Every couple of Thursdays, our house fills with mommas and babies, aunties and sisters. We crowd around our table, sitting on the couch or folding chairs or the floor. Kids build towers with legos and throw a few at unsuspecting victims. The rest of us talk and laugh. We share about our day or tell a story about something funny we saw recently.
In the kitchen, Kristy and I put the finishing touches on dinner—sometimes take out, other times something homemade. We’ve learned it doesn’t really matter what we eat. Food will always unite us.
This home—normally a quiet space—fills with noise and chaos in the best of ways. We wipe up food that spills onto the floor and laugh about water that falls from cups. It’s messy and beautiful and wonderful—the life-on-life kind of night our hearts ache for.
And as we gather and talk and share life, our home fills with the sound of so many languages. Our friend Mylatte speaks Burmese. Nom wan speaks Thai. Paw wah adds Karen—one of the languages of the Karen people—to the mix. Rebecca and Eliana weave English, Thai, Karen, and Chinese into a single sentence. And the few Americans in the room speak English.
That’s four languages (plus a spattering of Chinese now and then) echoing through the room. Each of us picks up bits of the conversations we can understand. We simplify our words to help others join—using broken English or Thai or Karen or Burmese when needed. And when we need to communicate something to the entire group, time seems to slow down.
First say it in English
Does everyone understand?
What a beautifully complicated, chaotic gift.

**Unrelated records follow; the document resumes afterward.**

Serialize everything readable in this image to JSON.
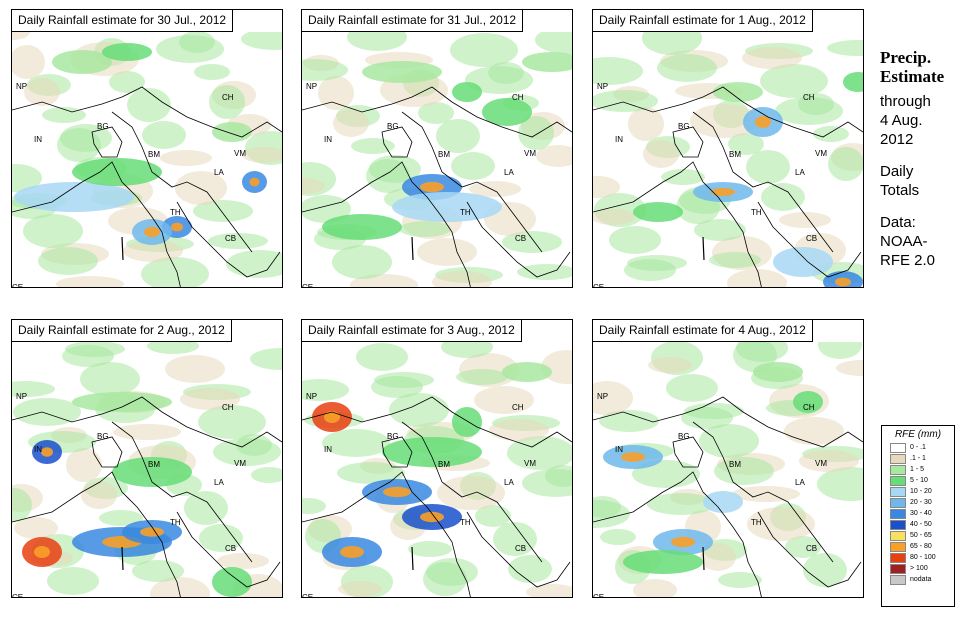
{
  "panels": [
    {
      "title": "Daily Rainfall estimate for  30 Jul., 2012"
    },
    {
      "title": "Daily Rainfall estimate for  31 Jul., 2012"
    },
    {
      "title": "Daily Rainfall estimate for  1 Aug., 2012"
    },
    {
      "title": "Daily Rainfall estimate for  2 Aug., 2012"
    },
    {
      "title": "Daily Rainfall estimate for  3 Aug., 2012"
    },
    {
      "title": "Daily Rainfall estimate for  4 Aug., 2012"
    }
  ],
  "map_labels": [
    "NP",
    "CH",
    "IN",
    "BG",
    "BM",
    "VM",
    "LA",
    "TH",
    "CB",
    "CE"
  ],
  "side": {
    "title_line1": "Precip.",
    "title_line2": "Estimate",
    "through": "through",
    "date_line1": "4 Aug.",
    "date_line2": "2012",
    "daily1": "Daily",
    "daily2": "Totals",
    "data1": "Data:",
    "data2": "NOAA-",
    "data3": "RFE 2.0"
  },
  "legend": {
    "title": "RFE (mm)",
    "items": [
      {
        "label": "0 - .1",
        "color": "#ffffff"
      },
      {
        "label": ".1 - 1",
        "color": "#e8d8bc"
      },
      {
        "label": "1 - 5",
        "color": "#a8e8a0"
      },
      {
        "label": "5 - 10",
        "color": "#66dd77"
      },
      {
        "label": "10 - 20",
        "color": "#a8d8f4"
      },
      {
        "label": "20 - 30",
        "color": "#70b8ec"
      },
      {
        "label": "30 - 40",
        "color": "#3a88e0"
      },
      {
        "label": "40 - 50",
        "color": "#1a50cc"
      },
      {
        "label": "50 - 65",
        "color": "#f8e060"
      },
      {
        "label": "65 - 80",
        "color": "#f8a028"
      },
      {
        "label": "80 - 100",
        "color": "#e84010"
      },
      {
        "label": "> 100",
        "color": "#a02020"
      },
      {
        "label": "nodata",
        "color": "#c8c8c8"
      }
    ]
  }
}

This is an average night at Braverly small group—a night for all of our Braverly women and any family or friends who want to come with them—to gather in our home. Our conversations range from completely silly to meaningful encouragement to thought-provoking questions. Every conversation, every question, every word needs translated into each language, and I think this is absolutely beautiful.
When I came back to the States, people asked what the hardest part of life in Mae Sot was. For me, the answer was simple—the language. Thankfully, many people in Mae Sot understand enough English, and although my Thai is sad, I can get by. But after awhile, the shallow, small conversations become tiring.
Your girl doesn’t do small talk well. In fact, I hate it. But when the common language is so small, it’s all you can do.
So I learned to do small talk like a champ while still craving the real deal—the kind of conversation that bonds and unites the hearts and souls of a group.
But in this craving, in this longing for a common language, I found that it had always existed. It just didn’t look like words. It didn’t look like English or Thai or Burmese. It wasn’t like the tribal language of Karen or Poe Karen.
It was the look of longing when we talked about family or showed pictures of our parents and siblings. It was the smile when we talked about our dreams for the future or held tangible pieces of our hopes close to our chest—like the way Hser Ku Paw held her new camera. It was the way we ducked and ran to avoid the pouring rain. It was the laughter that echoed in the room when we tried (and failed) to say something correctly in another language. It was the dance party that started when a song played over the speakers.
Because despite our different languages, we were held together, united, and more similar than I could have ever imagined.
That group of women in my living room on Thursday holds hopes and dreams for their futures. They long for a life for themselves and their families that is good and beautiful. They crave to be seen and known and loved by others. Kindness and empathy are desires of their hearts—being seen for more than just the hard parts of their stories.
They like to try new things, and as scary as it is, they like to try challenging things. They like to prove themselves to others and to their own insecurities and doubts. They don’t like to get caught in the rain or stand in the blazing Thailand sun. Babies who bounce up and down to silly music make both of us laugh and dance along with them. Sometimes they say the wrong word in English, and most of the time, they laugh at me when I pronounce a Thai word incorrectly.
We are held together by so much more than a language. We are united by our humanness, by the hopes and dreams and desires of our hearts. We find common ground in our delights and our sorrows, our stories. We are so very different—from different backgrounds and histories. And yet, we are one—the Church in its holy sacredness. We may not all believe the same things or hold the same values, but that’s ok.
I feel like I should say this again for America—a country who seems to lord their differences over others and can’t seem to pause long enough to find common ground.
We may not believe the same things, think the same way, or hold the same values, and that’s ok.
I don’t speak the same language as my beautiful Karen or Thai or Burmese friends. We come from distinct histories and experiences. We don’t think the same way about some things, but there exists a sisterhood forged by acts of love and kindness and empathy—values our world desperately needs.
Church, we speak different languages. We come from different experiences and stories and histories, and this is beautiful. May we make space for one another and allow bonds of family to be forged out of this simple act of love.